Minggu lalu saya sebenarnya sudah mengikuti online official racing. Perlombaan gowes virtual sejauh 23 km. Sialnya, di tengah-tengah lomba, saat sudah melewati 2/3 perlombaan, istri saya mengirimkan foto ke saya melalui Airdrop. Secara refleks, saya membuka foto tersebut di ipad yang saya gunakan menjalankan apliasi Rouvy. Sial, ternyata hal tersebut membuat aplikasi Rouvy saya tertutup. Walaupun kemudian saya bisa kembali lagi, dan tercatat menyelesaikan rute 23 km tersebut, namun Rouvy tidak mensahkan official timing saya. Hasil lomba saya tidak sah 😦
Jadilah saya harus mengulangnya lagi kemarin. Tapi dengan cara yang lebih berat.
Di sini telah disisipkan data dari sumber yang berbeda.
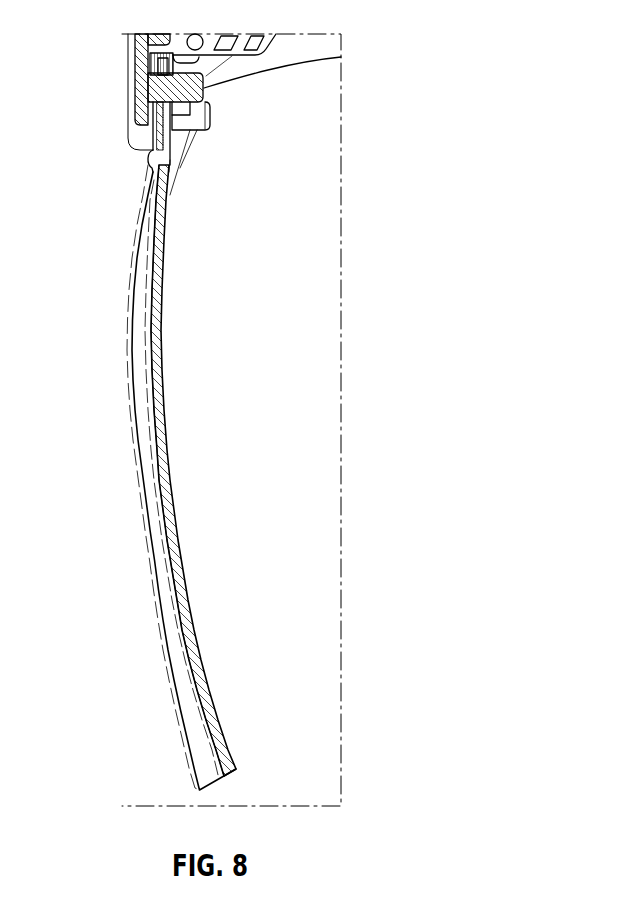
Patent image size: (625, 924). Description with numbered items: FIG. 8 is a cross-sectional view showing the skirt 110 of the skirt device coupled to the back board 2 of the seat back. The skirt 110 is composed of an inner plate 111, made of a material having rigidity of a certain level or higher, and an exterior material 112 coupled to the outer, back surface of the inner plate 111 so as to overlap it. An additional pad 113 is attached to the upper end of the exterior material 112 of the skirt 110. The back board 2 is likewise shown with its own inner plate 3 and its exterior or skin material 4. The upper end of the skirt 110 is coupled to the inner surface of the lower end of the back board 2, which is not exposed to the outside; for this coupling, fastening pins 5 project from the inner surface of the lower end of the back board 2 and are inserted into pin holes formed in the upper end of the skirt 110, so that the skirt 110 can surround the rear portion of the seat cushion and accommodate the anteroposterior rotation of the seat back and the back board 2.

Pertama, karena sebetulnya saya sudah merencanakan untuk menyelesaikan prasyarat rute wajib di weekend ini. Rute yang berat, rute wajib Dronero-Colle della Fauniera. Jaraknya sih “hanya” 30,45 km . Tapi di rute ini kita harus menanjak 1.275 meter. Dan ini terjadi di paruh akhir perjalanan. Saat tenaga sudah cukup terkuras, it’s total climbing all the way. Dengan gradient yang cukup terjal dari 6-15%. Total 2 jam lebih saya menyelesaikan rute ini di hari Sabtu. Badan terasa sakit semua.

Dan kedua, dengan energi yang sudah banyak terkuras di hari Sabtu, saya memaksa diri mengikuti official online race di keesokan harinya, Minggu sore. Karena Rouvy season berakhir di akhir bulan September ini. Tidak ada waktu lagi. Dengan kesibukan kantor ke depan, saya tidak mungkin dapat meluangkan waktu di hari kerja untuk gowes virtual.
Jadilah saya mengikuti race dengan kemampuan seadanya. Target cukup finish saja. Hehehe.

Dan itulah yang terjadi, saya finish di urutan 30, dari total 40 peserta yang ikut (sebetulnya peserta yang mendaftar 50 orang, tapi beberapa tidak start dan beberapa tidak finish). I struggled to keep up the pace dengan cyclists Rouvy lain yang lebih kuat dan terlatih. Rutenya sih minim tanjakan. Cenderung datar. Tapi cukup jauh jaraknya 41,3 km. Di 10 km pertama, masih dapat berada di 20 besar. Lama kelamaan seiring dengan menurunnya stamina, akhirnya finish di urutan 30. Walaupun target saya untuk keep pace di atas 30 km per jam tercapai. Dan tentunya promosi karir ke kelas Elite.
Whatever the results, it’s a great, healthy exercise. And a great way to motivate yourself to be in shape. And I think that’s what it is all about.